Monday, August 17, 2009

Mike Mignola's Clayface pencils

Back in the mid-80's, when Mark Waid was editing Secret Origins, a friend told me that he'd caught a glimpse of my next inking project. Mike Mignola had pencilled a Steve Purcell script for the origin of Clayface and I was going to ink and color it. Okay, sounds good to me. I was confused because I hadn't heard anything about it but the friend assured me that he'd seen my name lettered in the credits.

It got weirder.

Months later, when I asked Mark about it, he said the story had been killed. The script was hilarious, as you'd expect from the creator of Sam and Max, but DC felt that it was undignified for Batman and Robin to be referred to as "a couple of costumed pansies" and other humorous bits that were less than reverential.

So the pencilled, lettered pages were put on a shelf. They eventually made their way out the door when an editor sent them to an inker in Canada so that he could "practice" on them. Yowza.

Flash forward several years. Mike's talking with a new editor at DC and suggests tracking down those boards so the story can finally be published. A few calls are made and the art is returned to DC, un-inked but slightly water damaged in places.

Mike considers inking it himself but changes his mind when he looks over the pencils and says, "I don't even know the guy who pencilled this!"

So he asks me if I want to take a crack at it and of course I agree.

Years earlier, Mike had been disappointed with my inks on an Alien book we did because he was hoping I'd really go to town with the rendering and shadows. He thought I'd inked it straight, which really wasn't what he was looking for. I assured him that I'd try to "fix" things if I could find anything that really needed it.
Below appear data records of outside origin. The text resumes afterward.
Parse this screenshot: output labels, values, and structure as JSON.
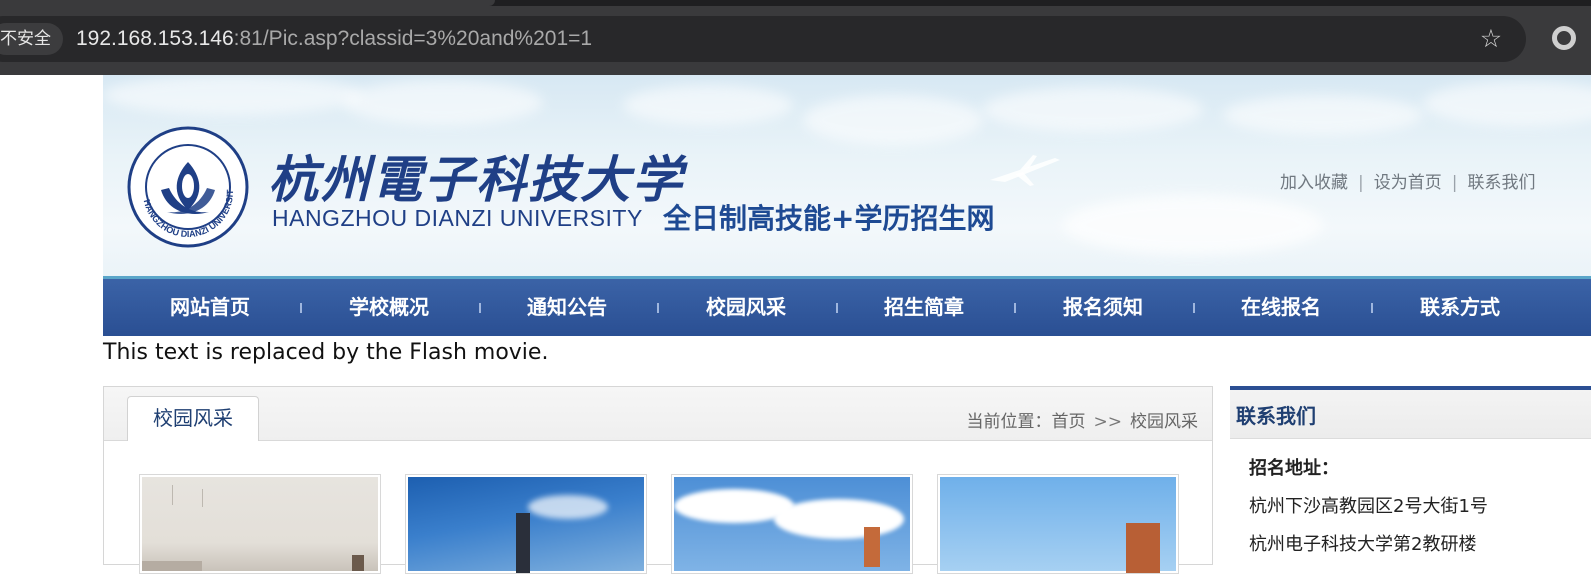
{
  "browser": {
    "security_badge": "不安全",
    "url_host": "192.168.153.146",
    "url_rest": ":81/Pic.asp?classid=3%20and%201=1",
    "bookmark_icon": "star-icon",
    "extension_icon": "extension-icon"
  },
  "header": {
    "logo_cn": "杭州電子科技大学",
    "logo_en": "HANGZHOU DIANZI UNIVERSITY",
    "seal_text": "HANGZHOU DIANZI UNIVERSITY",
    "tagline": "全日制高技能+学历招生网",
    "links": [
      "加入收藏",
      "设为首页",
      "联系我们"
    ]
  },
  "nav": {
    "items": [
      "网站首页",
      "学校概况",
      "通知公告",
      "校园风采",
      "招生简章",
      "报名须知",
      "在线报名",
      "联系方式"
    ]
  },
  "flash_placeholder": "This text is replaced by the Flash movie.",
  "main": {
    "tab_label": "校园风采",
    "breadcrumb_prefix": "当前位置：",
    "breadcrumb_home": "首页",
    "breadcrumb_sep": ">>",
    "breadcrumb_current": "校园风采"
  },
  "sidebar": {
    "title": "联系我们",
    "address_label": "招名地址：",
    "address_line1": "杭州下沙高教园区2号大街1号",
    "address_line2": "杭州电子科技大学第2教研楼"
  },
  "colors": {
    "nav_blue": "#2a4f93",
    "brand_blue": "#1f3f86"
  }
}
Fast forward again, a few months later. The pages are once again at DC, but this time they're inked and the objecting editor has moved on, so it's finally going to get published, right? No, not yet... they don't know where to put it since Secret Origins has been cancelled and it's too short for a book by itself. How about putting it together with the Ron Marz, Berni Wrightson Batman vs Solomon Grundy story I inked? The editor's eyes lit up... "Yeah! Let's do it!"

Well no, that would make too much sense for a project as cursed as this one.
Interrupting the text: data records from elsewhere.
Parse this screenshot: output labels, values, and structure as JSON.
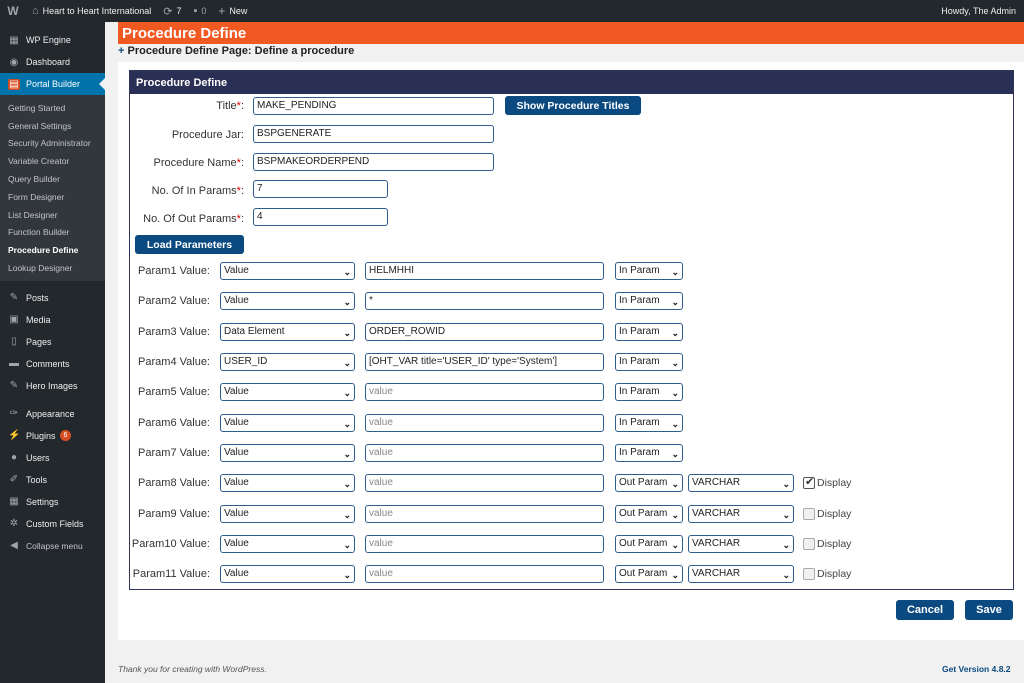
{
  "adminbar": {
    "site_name": "Heart to Heart International",
    "updates_count": "7",
    "comments_count": "0",
    "new_label": "New",
    "greeting": "Howdy, The Admin"
  },
  "sidebar": {
    "top_items": [
      {
        "label": "WP Engine",
        "icon": "wp-engine-icon"
      },
      {
        "label": "Dashboard",
        "icon": "dashboard-icon"
      },
      {
        "label": "Portal Builder",
        "icon": "portal-builder-icon"
      }
    ],
    "submenu": [
      "Getting Started",
      "General Settings",
      "Security Administrator",
      "Variable Creator",
      "Query Builder",
      "Form Designer",
      "List Designer",
      "Function Builder",
      "Procedure Define",
      "Lookup Designer"
    ],
    "active_submenu": "Procedure Define",
    "bottom_items": [
      {
        "label": "Posts",
        "icon": "pin-icon"
      },
      {
        "label": "Media",
        "icon": "media-icon"
      },
      {
        "label": "Pages",
        "icon": "pages-icon"
      },
      {
        "label": "Comments",
        "icon": "comments-icon"
      },
      {
        "label": "Hero Images",
        "icon": "pin-icon"
      },
      {
        "label": "Appearance",
        "icon": "appearance-icon"
      },
      {
        "label": "Plugins",
        "icon": "plugins-icon",
        "badge": "6"
      },
      {
        "label": "Users",
        "icon": "users-icon"
      },
      {
        "label": "Tools",
        "icon": "tools-icon"
      },
      {
        "label": "Settings",
        "icon": "settings-icon"
      },
      {
        "label": "Custom Fields",
        "icon": "custom-fields-icon"
      },
      {
        "label": "Collapse menu",
        "icon": "collapse-icon"
      }
    ]
  },
  "page": {
    "title": "Procedure Define",
    "subtitle": "Procedure Define Page: Define a procedure",
    "subtitle_prefix": "+",
    "panel_title": "Procedure Define"
  },
  "form": {
    "title_label": "Title",
    "title_value": "MAKE_PENDING",
    "show_titles_button": "Show Procedure Titles",
    "jar_label": "Procedure Jar:",
    "jar_value": "BSPGENERATE",
    "name_label": "Procedure Name",
    "name_value": "BSPMAKEORDERPEND",
    "in_params_label": "No. Of In Params",
    "in_params_value": "7",
    "out_params_label": "No. Of Out Params",
    "out_params_value": "4",
    "required_mark": "*",
    "colon": ":",
    "load_button": "Load Parameters"
  },
  "params": [
    {
      "label": "Param1 Value:",
      "type": "Value",
      "value": "HELMHHI",
      "direction": "In Param"
    },
    {
      "label": "Param2 Value:",
      "type": "Value",
      "value": "*",
      "direction": "In Param"
    },
    {
      "label": "Param3 Value:",
      "type": "Data Element",
      "value": "ORDER_ROWID",
      "direction": "In Param"
    },
    {
      "label": "Param4 Value:",
      "type": "USER_ID",
      "value": "[OHT_VAR title='USER_ID' type='System']",
      "direction": "In Param"
    },
    {
      "label": "Param5 Value:",
      "type": "Value",
      "value": "",
      "placeholder": "value",
      "direction": "In Param"
    },
    {
      "label": "Param6 Value:",
      "type": "Value",
      "value": "",
      "placeholder": "value",
      "direction": "In Param"
    },
    {
      "label": "Param7 Value:",
      "type": "Value",
      "value": "",
      "placeholder": "value",
      "direction": "In Param"
    },
    {
      "label": "Param8 Value:",
      "type": "Value",
      "value": "",
      "placeholder": "value",
      "direction": "Out Param",
      "datatype": "VARCHAR",
      "display": true,
      "display_label": "Display"
    },
    {
      "label": "Param9 Value:",
      "type": "Value",
      "value": "",
      "placeholder": "value",
      "direction": "Out Param",
      "datatype": "VARCHAR",
      "display": false,
      "display_label": "Display"
    },
    {
      "label": "Param10 Value:",
      "type": "Value",
      "value": "",
      "placeholder": "value",
      "direction": "Out Param",
      "datatype": "VARCHAR",
      "display": false,
      "display_label": "Display"
    },
    {
      "label": "Param11 Value:",
      "type": "Value",
      "value": "",
      "placeholder": "value",
      "direction": "Out Param",
      "datatype": "VARCHAR",
      "display": false,
      "display_label": "Display"
    }
  ],
  "actions": {
    "cancel": "Cancel",
    "save": "Save"
  },
  "footer": {
    "thanks": "Thank you for creating with WordPress.",
    "version": "Get Version 4.8.2"
  },
  "colors": {
    "header_orange": "#f05a22",
    "panel_navy": "#2a2f55",
    "button_blue": "#0a4a80",
    "wp_active_blue": "#0073aa"
  }
}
It finally saw print years later. Some of you may have seen it, buried in a Batman villains issue of Secret Files, but it was easy to miss. If you can find a copy, check out the dialog. It's laugh-out-loud funny and whole chunks of it were taken from the original Clayface story published back in the '40's.


  1. Now this is a great story. I agree that it was buried horribly in the depths of a S.F. issue, which was lame. If they would have packaged that with the Wrightson story, holy cow, it would have been incredible. 40k in sales without a doubt. Get Mike or Bernie to drop a new cover on the book (with your inks) and it would have been a great package.

    But for those who didn't pick it up the first time, it is in the BATMAN VILLAINS SECRET FILES 2005 #1 issue. Funny story, great to see Kevin adding more "him" to Mike's pencils.

    Thanks for sharing both the images and the great story.

    Wonder who the sample inker was?

  2. now these are the behind-the-scenes stories that are horrible to live through, but great to hear.

  3. Thats a story that (I think), has been never published in Spain, but I will check.

  4. I am glad to have found your blog! I have an old Power-Man/Iron Fist page that you drew and I am wondering about it's origin. If you check my blog I hope you recognize it. I see a lot of your old art on your blog and I hope you remember this one.

  5. Hi Don,

    That page is from an inventory story that I drew in 1981 or '82. It would have been my second job at Marvel.

    It's disturbing to read on your blog that you acquired the page when you hung around the Art Returns Department at Marvel. The art should have been returned to me.

  6. Great dialogue, great art, and great story, need to find me a copy of this!